I'm trying to compute a result shown in my classical mechanics lecture on my own. Namely, consider that a system composed of $$n$$ particles follows a law of force

$$m_k\ddot{\vec{x_k}} = \vec{F_k}(\vec{x_i};\dot{\vec{x_i}};t)$$, (1)

where we write $$i$$, but we are actually considering all positions and velocities of the system as arguments of $$F_k$$. Now, if the force can be written as a time-independent potential

$$F_k = \frac{\partial}{\partial \vec{x_k}}V(\vec{x_1},\dots, \vec{x_n})$$, (2)

we can write the Galilei invariance characterised by a rotation $$R$$ and a translation $$\vec{b}$$ as follows:

$$R\frac{\partial}{\partial \vec{x_k}}V(\vec{x_1},\dots, \vec{x_n}) = \frac{\partial}{\partial \vec{x_k'}}V(\vec{x_1'},\dots, \vec{x_n'})$$, (3)

where $$\vec{x_i'} = R\vec{x_i} + \vec{b}$$ is the Galilei-Transformation of $$\vec{x_i}$$. In my lecture, it was stated that because of this we can write:

$$V(\vec{x_1},\dots, \vec{x_n}) = V(\vec{x_1'},\dots, \vec{x_n'})$$. (4)

Now, I'm struggling to prove why (4) follows from (3). I tried using a naive chain rule on the inverse Galilei-transformation $$\vec{x_k'} \mapsto \vec{x_k}$$ but I always end up with:

$$R\frac{\partial}{\partial \vec{x_k}}V(\vec{x_1},\dots, \vec{x_n}) = R^T\frac{\partial}{\partial \vec{x_k}}V(\vec{x_1'},\dots, \vec{x_n'})$$. (5)
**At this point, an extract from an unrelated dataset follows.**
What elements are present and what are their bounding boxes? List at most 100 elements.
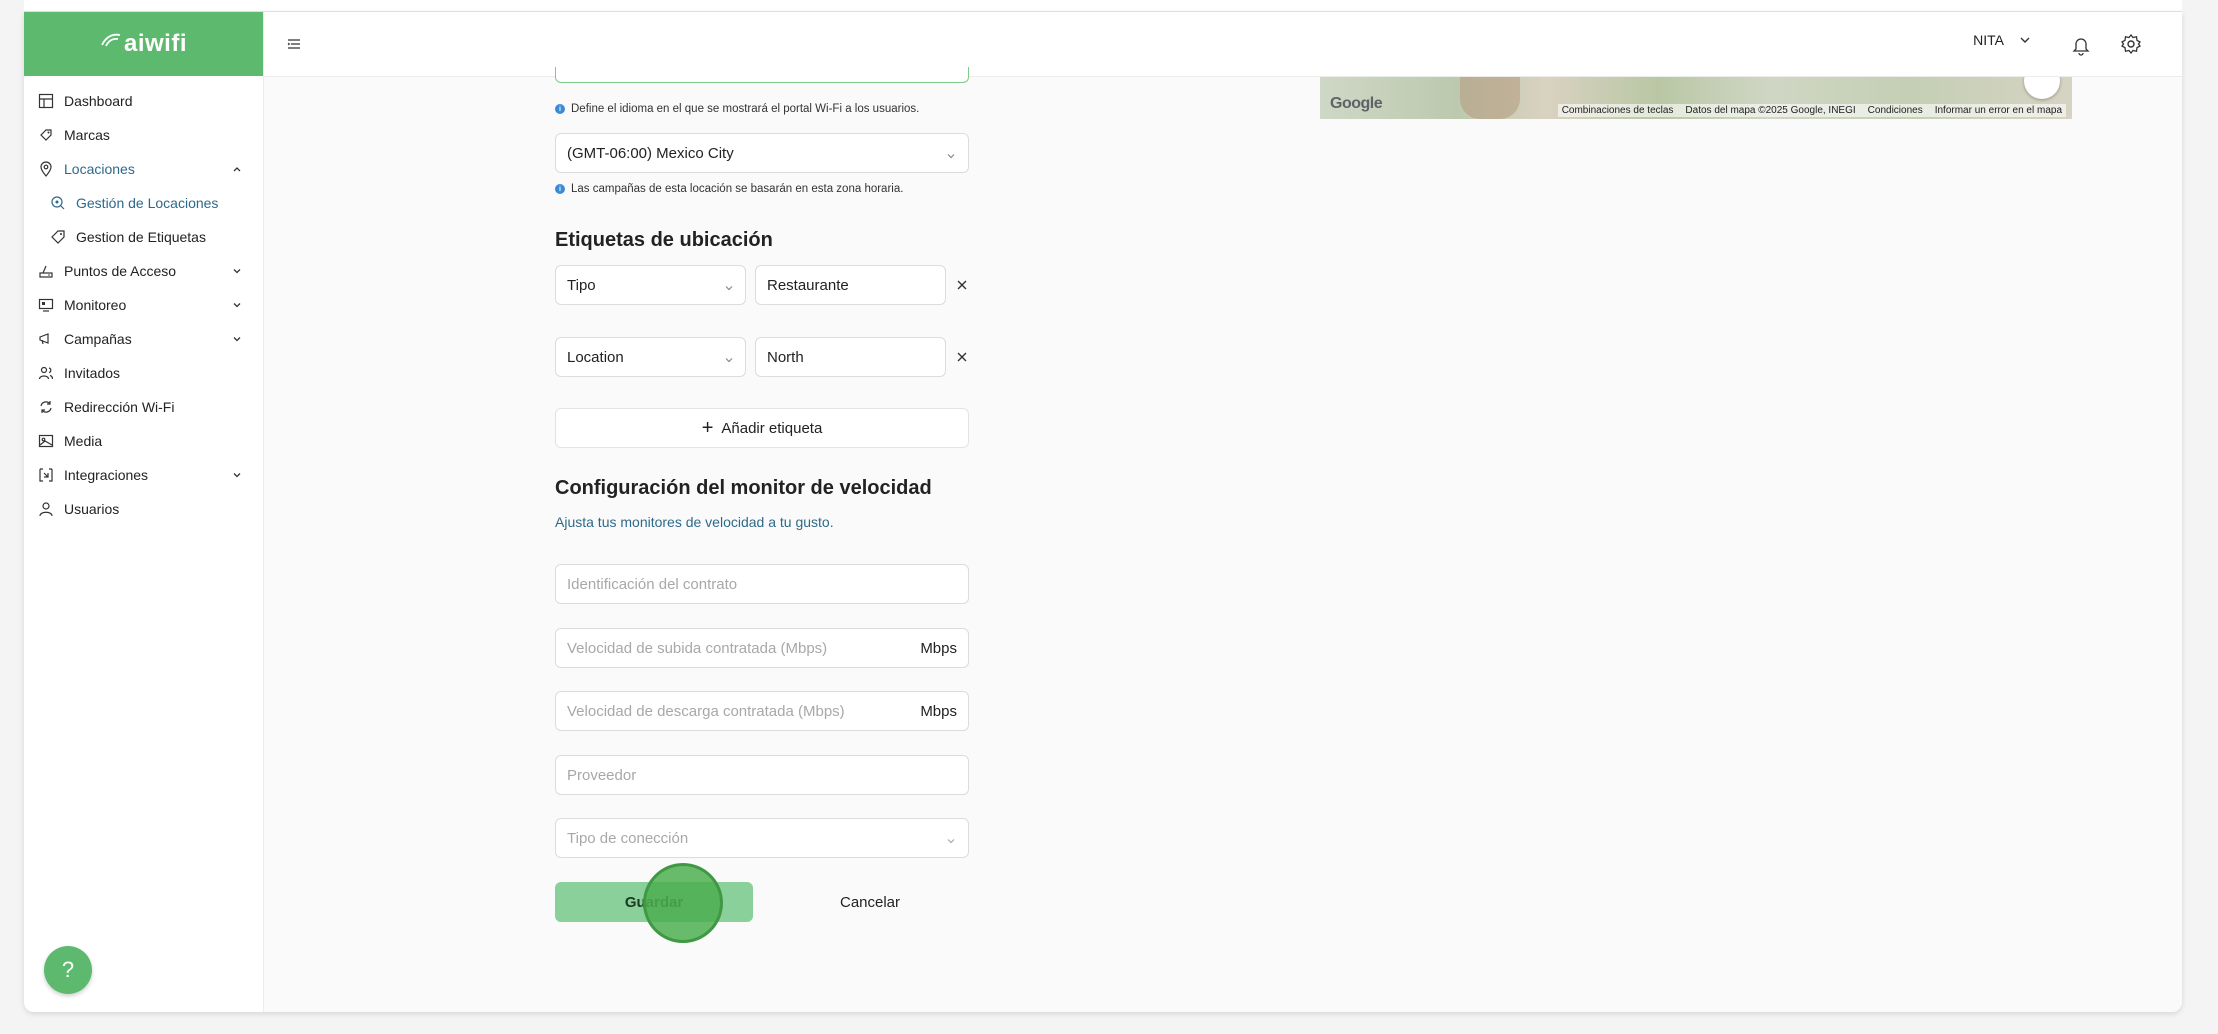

And I haven't yet found a way to imply (3) using (5). Now, I'm not sure if my calculations are right, or if I have missed something to prove that (3) follows from (5). I'd rather say that I've been misusing the chain rule.

The potential $$V$$ is a scalar quantity, so it is invariant under coordinate transformations. As for why 3 implies 4, I think you have to be more careful about how you're defining your gradient.